A landscape painter of integral importance to the Barbizon school, whose contemporaries included Jean-Baptiste-Camille Corot (1796-1875), Théodore Rousseau (1812-1867), and Jean-François Millet (1814-1875), Charles Daubigny is equally important for his role as a bridge between the Barbizon artists and the Impressionists.  His friend and disciple, Frédéric Henriet (1826-1918), writing in defense of Daubigny’s work in 1857 in l’Artiste, described its three main attributes:  sincerity, in working from nature en plein-air; luminosity, in using a palette which imbued his work with light; and spontaneity, in the use of rapid, loose brushstrokes to capture an instant, an “impression” of the scene at hand.[3]  While French artists had worked directly from nature since at least the late eighteenth century, it was the latter two aspects of Daubigny’s work, its luminosity and attempt at capturing a fleeting moment, which influenced the work of a new generation of artists in the 1860s.  Daubigny revolutionized landscape painting by taking the approach and techniques of the plein-air sketch, rapid and free in execution, and applying them to finished landscapes.  While initially criticized for the loose and sketchy handling of his finished paintings, it was precisely Daubigny’s freedom of execution that paved the way for the Impressionist work of Johan Barthold Jongkind (1819-1891), Eugène Boudin (1824-1898), Camille Pissarro (1830-1903), Claude Monet (1840-1926), and others.

 

The present sheet was purchased in Daubigny’s posthumous sale by the Baron de Beurnonville, whose collection comprised around 1,000 paintings, as well as drawings, sculpture, furniture, and objets d’art.  Most of the paintings were of the Dutch, Flemish, and German schools of the fifteenth through seventeenth centuries, and included works by Hugo van de Goes, Hans Memling, Jan van Eyck, Jan Gossart, Hendrick Goltzius, Rembrandt, and Rubens.  Our drawing was subsequently owned by the Parisian art dealer and collector, Albert Bouasse-Lebel.  It was purchased in a sale in Paris in 1937 by the comte Arnauld Doria (1890-1977), an art historian and collector whose grandfather, the comte Armand Doria (1824-1896), Mayor of Orrouy from 1864 to 1896, amassed one of the most important collections of French nineteenth-century drawings of the Romantic, Barbizon, and Impressionist schools.  His collection included multiple sheets by Delacroix, Corot, Rousseau, Millet, Jongkind, and Boudin.  Over 300 drawings were sold in his posthumous sale at the Galerie Georges Petit in Paris, 8-9 May 1899.  The drawing comes directly by descent through the family of the comte Arnauld Doria. 

 

 

 

 

 


[1] Conté crayon, 252 x 442 mm ; M. Fidell-Beaufort, J. Bailly-Herzberg, Daubigny, la vie et l’oeuvre, Paris, 1975, pp. 226-27, cat. no. 204, illustrated.
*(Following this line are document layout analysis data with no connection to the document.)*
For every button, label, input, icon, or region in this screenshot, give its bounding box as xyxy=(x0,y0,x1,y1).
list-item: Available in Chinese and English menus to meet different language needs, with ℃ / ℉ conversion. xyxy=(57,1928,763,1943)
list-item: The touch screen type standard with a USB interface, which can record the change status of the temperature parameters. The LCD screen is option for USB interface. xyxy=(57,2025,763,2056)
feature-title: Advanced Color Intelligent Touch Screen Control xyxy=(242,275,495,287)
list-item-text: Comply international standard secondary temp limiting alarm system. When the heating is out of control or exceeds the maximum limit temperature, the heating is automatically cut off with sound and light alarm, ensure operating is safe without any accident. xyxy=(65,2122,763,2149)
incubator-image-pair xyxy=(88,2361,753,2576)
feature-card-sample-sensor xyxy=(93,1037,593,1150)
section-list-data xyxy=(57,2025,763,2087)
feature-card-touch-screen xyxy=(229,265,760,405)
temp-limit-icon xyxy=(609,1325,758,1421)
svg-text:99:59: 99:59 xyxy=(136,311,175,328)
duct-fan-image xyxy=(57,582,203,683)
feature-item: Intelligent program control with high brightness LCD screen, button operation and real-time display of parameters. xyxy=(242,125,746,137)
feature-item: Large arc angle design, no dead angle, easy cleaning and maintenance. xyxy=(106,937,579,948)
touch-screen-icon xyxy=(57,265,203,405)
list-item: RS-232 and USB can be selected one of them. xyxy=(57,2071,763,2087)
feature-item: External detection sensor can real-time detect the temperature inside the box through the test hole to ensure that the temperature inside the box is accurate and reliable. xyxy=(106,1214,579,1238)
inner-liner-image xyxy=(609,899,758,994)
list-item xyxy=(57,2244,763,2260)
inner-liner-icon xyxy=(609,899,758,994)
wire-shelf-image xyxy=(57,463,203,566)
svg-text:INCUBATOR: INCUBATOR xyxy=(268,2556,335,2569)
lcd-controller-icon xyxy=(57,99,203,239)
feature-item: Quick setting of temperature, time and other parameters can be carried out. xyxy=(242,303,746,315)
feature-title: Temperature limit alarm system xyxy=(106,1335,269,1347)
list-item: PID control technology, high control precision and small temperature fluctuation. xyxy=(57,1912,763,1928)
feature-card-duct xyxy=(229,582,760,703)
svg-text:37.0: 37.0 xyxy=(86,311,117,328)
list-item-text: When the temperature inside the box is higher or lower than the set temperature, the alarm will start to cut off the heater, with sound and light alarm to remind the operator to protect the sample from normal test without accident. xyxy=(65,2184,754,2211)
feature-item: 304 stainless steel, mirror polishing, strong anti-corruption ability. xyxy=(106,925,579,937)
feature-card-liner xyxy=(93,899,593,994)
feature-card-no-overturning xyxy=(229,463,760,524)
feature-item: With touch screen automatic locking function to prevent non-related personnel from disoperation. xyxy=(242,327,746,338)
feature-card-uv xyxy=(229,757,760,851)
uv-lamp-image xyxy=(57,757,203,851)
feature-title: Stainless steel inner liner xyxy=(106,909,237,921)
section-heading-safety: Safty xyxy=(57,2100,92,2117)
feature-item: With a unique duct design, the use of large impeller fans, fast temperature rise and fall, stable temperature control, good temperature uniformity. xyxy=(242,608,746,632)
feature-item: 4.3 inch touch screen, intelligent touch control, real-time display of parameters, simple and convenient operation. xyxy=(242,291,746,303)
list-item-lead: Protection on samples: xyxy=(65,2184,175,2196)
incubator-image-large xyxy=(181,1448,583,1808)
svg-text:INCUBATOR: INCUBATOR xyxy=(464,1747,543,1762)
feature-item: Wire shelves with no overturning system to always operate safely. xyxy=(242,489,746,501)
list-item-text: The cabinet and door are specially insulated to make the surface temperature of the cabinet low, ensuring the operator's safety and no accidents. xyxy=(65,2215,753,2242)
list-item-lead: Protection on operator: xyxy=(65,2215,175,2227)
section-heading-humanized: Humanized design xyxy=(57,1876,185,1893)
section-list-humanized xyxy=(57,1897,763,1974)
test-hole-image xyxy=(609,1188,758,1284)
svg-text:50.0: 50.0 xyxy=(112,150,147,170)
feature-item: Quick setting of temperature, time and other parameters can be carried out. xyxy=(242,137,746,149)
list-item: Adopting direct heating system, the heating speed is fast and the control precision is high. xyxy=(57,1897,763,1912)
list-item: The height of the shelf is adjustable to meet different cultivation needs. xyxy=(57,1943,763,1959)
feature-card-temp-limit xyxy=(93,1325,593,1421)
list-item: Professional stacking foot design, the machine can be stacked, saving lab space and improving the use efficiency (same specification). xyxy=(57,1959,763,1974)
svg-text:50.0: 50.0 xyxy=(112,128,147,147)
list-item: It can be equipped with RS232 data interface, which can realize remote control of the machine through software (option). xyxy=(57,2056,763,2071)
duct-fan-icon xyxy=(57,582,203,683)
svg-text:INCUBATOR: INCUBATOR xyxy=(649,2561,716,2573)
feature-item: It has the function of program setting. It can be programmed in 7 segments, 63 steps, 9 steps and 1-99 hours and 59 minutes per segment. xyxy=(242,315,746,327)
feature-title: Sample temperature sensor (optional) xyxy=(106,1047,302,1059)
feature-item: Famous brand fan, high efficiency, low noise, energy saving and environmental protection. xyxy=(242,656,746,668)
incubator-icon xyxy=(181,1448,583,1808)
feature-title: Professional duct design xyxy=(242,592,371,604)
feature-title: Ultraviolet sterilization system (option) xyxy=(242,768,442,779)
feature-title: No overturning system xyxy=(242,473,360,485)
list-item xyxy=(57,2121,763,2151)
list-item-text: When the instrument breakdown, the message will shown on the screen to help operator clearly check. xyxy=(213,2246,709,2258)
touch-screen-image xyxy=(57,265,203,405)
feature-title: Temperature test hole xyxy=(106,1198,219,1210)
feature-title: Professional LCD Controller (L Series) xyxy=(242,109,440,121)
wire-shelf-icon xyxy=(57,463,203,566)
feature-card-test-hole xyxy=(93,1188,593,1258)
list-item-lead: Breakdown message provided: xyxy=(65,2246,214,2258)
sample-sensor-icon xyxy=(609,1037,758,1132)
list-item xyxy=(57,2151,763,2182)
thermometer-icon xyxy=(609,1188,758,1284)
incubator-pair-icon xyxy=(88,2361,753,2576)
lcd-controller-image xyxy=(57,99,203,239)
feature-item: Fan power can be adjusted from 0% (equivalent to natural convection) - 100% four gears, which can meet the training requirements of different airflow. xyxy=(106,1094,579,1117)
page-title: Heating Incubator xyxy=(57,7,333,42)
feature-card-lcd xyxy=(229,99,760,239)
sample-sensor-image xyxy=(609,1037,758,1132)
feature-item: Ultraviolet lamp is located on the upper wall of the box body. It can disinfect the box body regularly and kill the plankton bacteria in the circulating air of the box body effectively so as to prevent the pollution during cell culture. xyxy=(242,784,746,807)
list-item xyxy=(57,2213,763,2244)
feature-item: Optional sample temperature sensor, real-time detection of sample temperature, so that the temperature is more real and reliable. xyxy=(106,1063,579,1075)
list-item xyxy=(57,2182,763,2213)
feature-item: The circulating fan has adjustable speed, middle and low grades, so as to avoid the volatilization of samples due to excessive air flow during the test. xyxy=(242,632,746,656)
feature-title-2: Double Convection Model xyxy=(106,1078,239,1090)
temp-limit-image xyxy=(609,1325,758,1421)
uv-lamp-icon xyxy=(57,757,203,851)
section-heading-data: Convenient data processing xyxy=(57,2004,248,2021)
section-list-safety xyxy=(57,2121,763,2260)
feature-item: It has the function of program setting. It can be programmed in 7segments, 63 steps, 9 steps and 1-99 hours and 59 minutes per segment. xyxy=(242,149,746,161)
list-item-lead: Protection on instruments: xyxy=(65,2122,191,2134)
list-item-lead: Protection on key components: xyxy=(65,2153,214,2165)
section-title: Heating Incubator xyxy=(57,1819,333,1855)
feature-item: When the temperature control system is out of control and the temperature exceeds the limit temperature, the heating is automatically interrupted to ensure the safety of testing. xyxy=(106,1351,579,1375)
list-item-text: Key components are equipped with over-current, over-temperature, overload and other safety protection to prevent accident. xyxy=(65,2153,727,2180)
[2] Oil on panel, 38 x 67 cm; ibid., pp. 158-59, cat. no. 93, illustrated. 

[3] See R. L. Herbert, Barbizon Revisited, San Francisco, California Palace of the Legion of Honor, Toledo, Toledo Museum of Art, Cleveland, Cleveland Museum of. Art, Boston, Museum of Fine Arts, 27 September 1962-28 April 1963, pp. 47-48.